Letting women have easy access to contraceptives is in the best interest of any government and certainly in the best interests of each individual woman and her family.
There are at least 46 countries where oral contraceptives are available for free to all women, not just those with a financial need. Taking a closer look at them, there are a few surprises – Philippines being the biggest – where getting the pill is as easy as walking into a pharmacy.
The geographical distribution looks like this:
North America: 5
South America: 6
Of course, the major issue is that the United States does not appear on the list. The richest country on Earth does not want to provide birth control for its citizens regardless of need.
Ironic as one of the big selling points of free birth control, other than allowing a woman to decide if she wants to be able to get pregnant, is the fact that it saves taxpayers billions of dollars each year. Unplanned pregnancies cost federal and state governments about $21 billion a year, while making oral contraceptives free to women in the U.S. would run about 10% of that total when all birth control methods are taken into account.
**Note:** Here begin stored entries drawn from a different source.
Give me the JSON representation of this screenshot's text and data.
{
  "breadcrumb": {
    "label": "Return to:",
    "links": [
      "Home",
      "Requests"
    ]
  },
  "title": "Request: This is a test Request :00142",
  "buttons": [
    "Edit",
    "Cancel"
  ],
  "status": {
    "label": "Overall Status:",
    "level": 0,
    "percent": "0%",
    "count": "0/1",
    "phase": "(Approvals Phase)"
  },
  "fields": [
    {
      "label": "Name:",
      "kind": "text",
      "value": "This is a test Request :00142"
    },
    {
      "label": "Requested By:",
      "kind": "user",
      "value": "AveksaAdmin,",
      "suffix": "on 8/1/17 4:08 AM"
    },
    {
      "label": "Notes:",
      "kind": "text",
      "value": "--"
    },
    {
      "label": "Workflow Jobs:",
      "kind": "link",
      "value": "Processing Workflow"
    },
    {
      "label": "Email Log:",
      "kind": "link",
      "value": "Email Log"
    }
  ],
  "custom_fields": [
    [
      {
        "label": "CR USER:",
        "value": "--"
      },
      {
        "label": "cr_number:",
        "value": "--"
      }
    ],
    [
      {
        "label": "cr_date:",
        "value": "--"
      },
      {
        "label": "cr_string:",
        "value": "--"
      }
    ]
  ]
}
It seems like it should be an easy decision on the part of the federal government to put into place a system that provides the pill for free. As usual, politics gets in the way of progress, some don’t want to spend the money at all (ironic for the savings) while others don’t like the idea of birth control in the first place.
In the end, there are low-cost birth control options for American women, especially for those in need, but providing it for free can help alleviate at least some financial pressure for millions of American families.